Wahed, an investment platform backed by Saudi Aramco and French footballer Paul Pogba, has opened a physical branch and bank accounts backed by gold in London, CNBC has reported.
The New York-based firm describes itself as a “halal investing platform.”
The company’s Shariah-compliant investment management and advice service aims to target the UK’s 3.9 million Muslims.
Wahed forbids investments in businesses that profit from lending, gambling, alcohol, and tobacco.
An account with Wahed does not pay interest on savings but instead tracks the value of users’ deposits against the value of gold. The price of the precious metal varies according to supply and demand.
Wahed CEO Junaid Wahedna told CNBC that the company offers consumers, both Muslim and non-Muslim, the chance to tackle currency fluctuations and rising living costs.
“[Muslims are] an underserved community as a whole,” Wahedna said
He pointed out that the Muslim community is one of the lowest socioeconomic sectors of the UK, with low financial literacy.
He added: “They have trust issues, and so they want to see a physical presence before they trust you with money.”
Wahed is also launching a debit card that will allow account holders to deposit funds using an exchange-traded fund that tracks the price of gold.

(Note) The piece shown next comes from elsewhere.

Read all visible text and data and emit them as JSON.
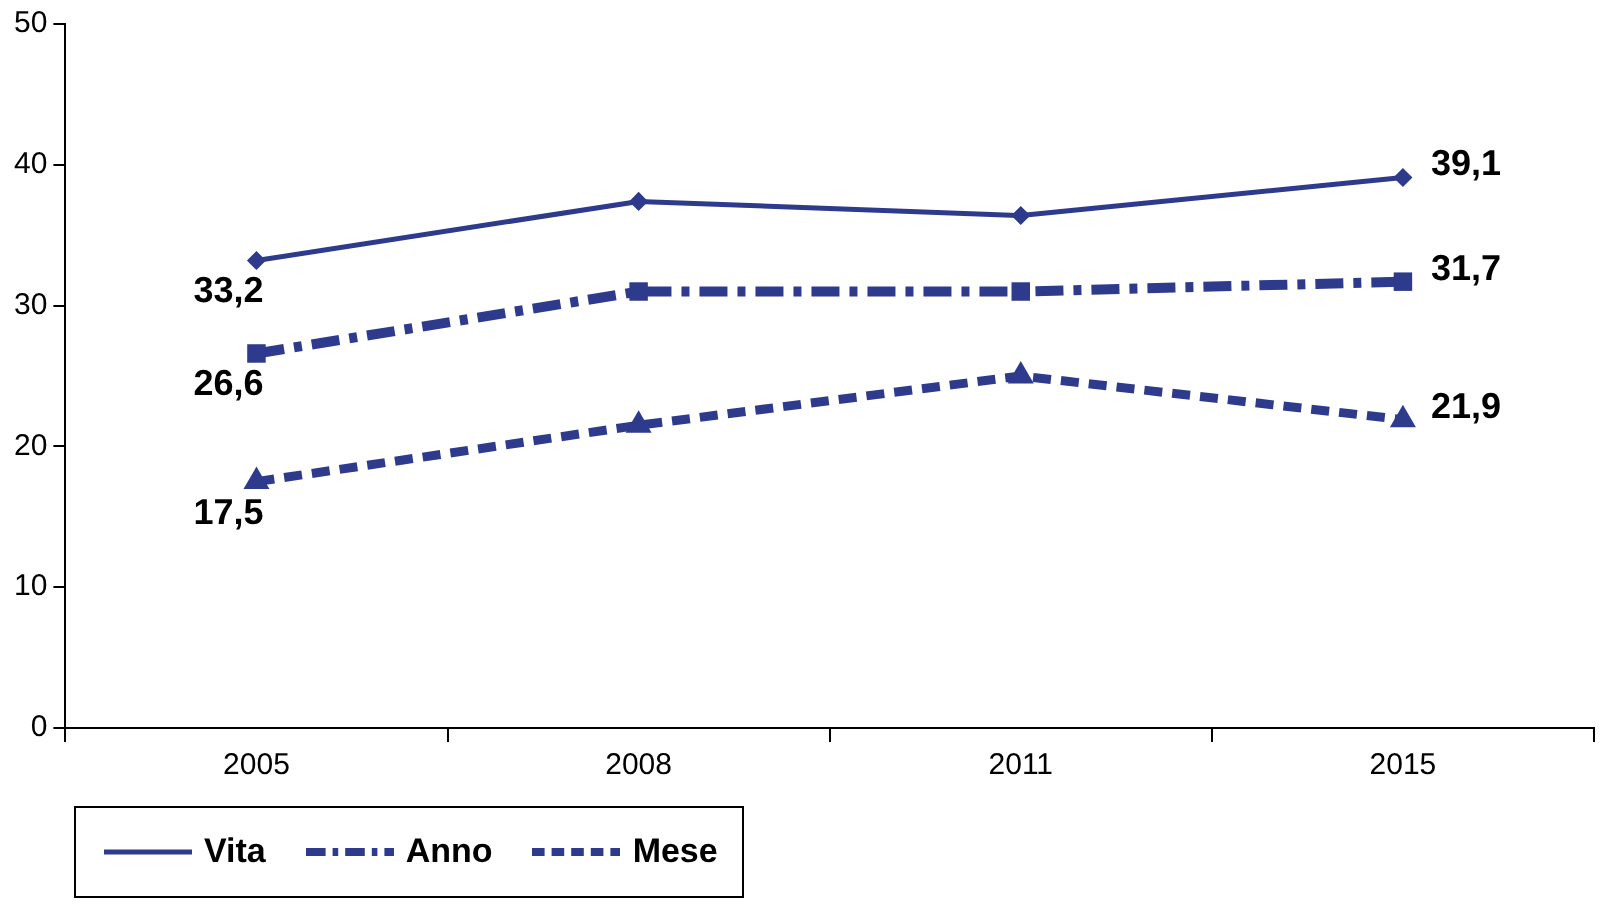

This means that users can use gold to pay for everyday items.
Investors can also convert the gold in their accounts for physical bars.
Wahedna said: “I think it really fits with the Muslim community and what their needs are.
“Otherwise, what happens is the Muslim community, because they’re underserved, they keep their money in cash under their mattress, or in something that’s very unsafe, and they lose their money every few years because there’s a scam in the community or someone takes advantage of them. And that poverty cycle just continues.”
Wahedna criticized the rise of “buy now, pay later” services, claiming that modern fintech companies have become overly focused on consumer lending.
He added: “I feel that fintech, like most of the finance industry, is very heavily geared towards lending.
“In fact, I would say, it’s making the cost-of-living crisis, a debt crisis, worse with a lot of the products.
“If you look at the ‘buy now, pay later’ companies, people are struggling — that’s the worst type of innovation, you’re making it easier to get people into debt.”
Wahedna said that the company is not only for Muslims, but also for followers of other Abrahamic religions. He added it targets both prosperous individuals and less well-off customers.